Synthesis, In-Silico, In Vitro and DFT Assessments of Substituted Imidazopyridine Derivatives as Potential Antimalarials Targeting Hemoglobin Degradation Pathway

Malaria is a serious illness transmitted through the bite of an infected mosquito, which is caused by a type of parasite called plasmodium and can be fatal if left untreated. Thus, newer antimalarials with unique mode of actions are encouraged. Fused pyridines have been vastly reported for numerous pharmacological activities including but not limited to analgesics, antitubercular, antifungal, antibacterial and antiapoptotic agents.
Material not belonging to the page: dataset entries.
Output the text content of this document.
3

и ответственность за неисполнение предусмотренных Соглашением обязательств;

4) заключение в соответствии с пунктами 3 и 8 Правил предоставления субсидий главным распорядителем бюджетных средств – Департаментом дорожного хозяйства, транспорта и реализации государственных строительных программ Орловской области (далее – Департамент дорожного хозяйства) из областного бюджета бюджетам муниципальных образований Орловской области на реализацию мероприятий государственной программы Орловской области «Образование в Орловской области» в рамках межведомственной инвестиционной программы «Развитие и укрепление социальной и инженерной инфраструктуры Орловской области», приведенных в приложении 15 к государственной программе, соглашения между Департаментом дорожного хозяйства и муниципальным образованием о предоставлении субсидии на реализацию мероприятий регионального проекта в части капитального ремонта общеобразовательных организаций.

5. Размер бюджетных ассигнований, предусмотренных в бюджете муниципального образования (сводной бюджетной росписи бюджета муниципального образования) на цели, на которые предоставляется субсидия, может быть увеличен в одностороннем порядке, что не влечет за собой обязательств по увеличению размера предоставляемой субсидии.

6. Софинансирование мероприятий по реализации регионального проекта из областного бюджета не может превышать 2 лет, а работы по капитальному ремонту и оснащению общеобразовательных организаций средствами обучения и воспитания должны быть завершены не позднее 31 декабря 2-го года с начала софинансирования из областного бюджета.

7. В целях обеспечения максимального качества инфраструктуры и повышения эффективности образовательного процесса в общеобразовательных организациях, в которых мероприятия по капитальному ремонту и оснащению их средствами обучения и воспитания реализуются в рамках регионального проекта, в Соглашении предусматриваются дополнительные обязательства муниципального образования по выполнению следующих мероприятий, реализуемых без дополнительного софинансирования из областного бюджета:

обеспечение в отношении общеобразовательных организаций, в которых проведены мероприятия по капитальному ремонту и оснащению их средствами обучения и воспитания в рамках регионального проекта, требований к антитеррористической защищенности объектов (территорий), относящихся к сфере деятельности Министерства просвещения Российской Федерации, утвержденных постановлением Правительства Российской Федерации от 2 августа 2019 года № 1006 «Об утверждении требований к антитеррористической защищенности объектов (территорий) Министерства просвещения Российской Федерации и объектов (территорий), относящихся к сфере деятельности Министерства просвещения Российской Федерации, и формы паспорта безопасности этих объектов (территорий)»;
In a current study, a series of substituted Imidazo[1,2-a]pyridine-3-carboxamides (IMPCs) (SM-IMP-01-13) along with some hydrazides (DA-01-DA-02) were synthesized and characterized by Fourier-transform infrared spectroscopy (FTIR), 1H-/13C-NMR (proton/carbon nuclear magnetic resonance), elemental analyses and mass spectra. These synthesized analogies were subjected for in vitro biological activities such as Brine Shrimp lethality (BSL), and assay of ss-hematin formation inhibitions. The BSL assay results suggested that compounds, SM-IMP-09, SM-IMP-05 were found to be less toxic and they also had comparable toxicity as of 5-Flurouracil (control) ((e.g., at 10 mu g/ml: 20% deaths of nauplii). Derivatives SM-IMP-02, and DA-05 inhibited ss-hematin formation: IC50: 1.849 and 0.042 mu M, respectively). Our molecular docking analysis on plasmodial cysteine protease falcipain-2 indicated that compound DA-05 (-9.993 kcal/mol) had highest docking score and it was comparable to standard Chloroquine (-7.673 kcal/mol). The most active molecule, DA-05 was also retained with lower HOMO-LUMO energy gap as 3.36 eV. Further, we have also analyzed MEP, and other global reactivity indexes for all IMPCs using DFT. Finally, our in-silico pharmacokinetic analysis suggested that all compounds were having good% human oral absorption values (approximate to 100%), good Caco-2 cell permeabilities (>1600 nm/s), and non-carcinogenic profiles.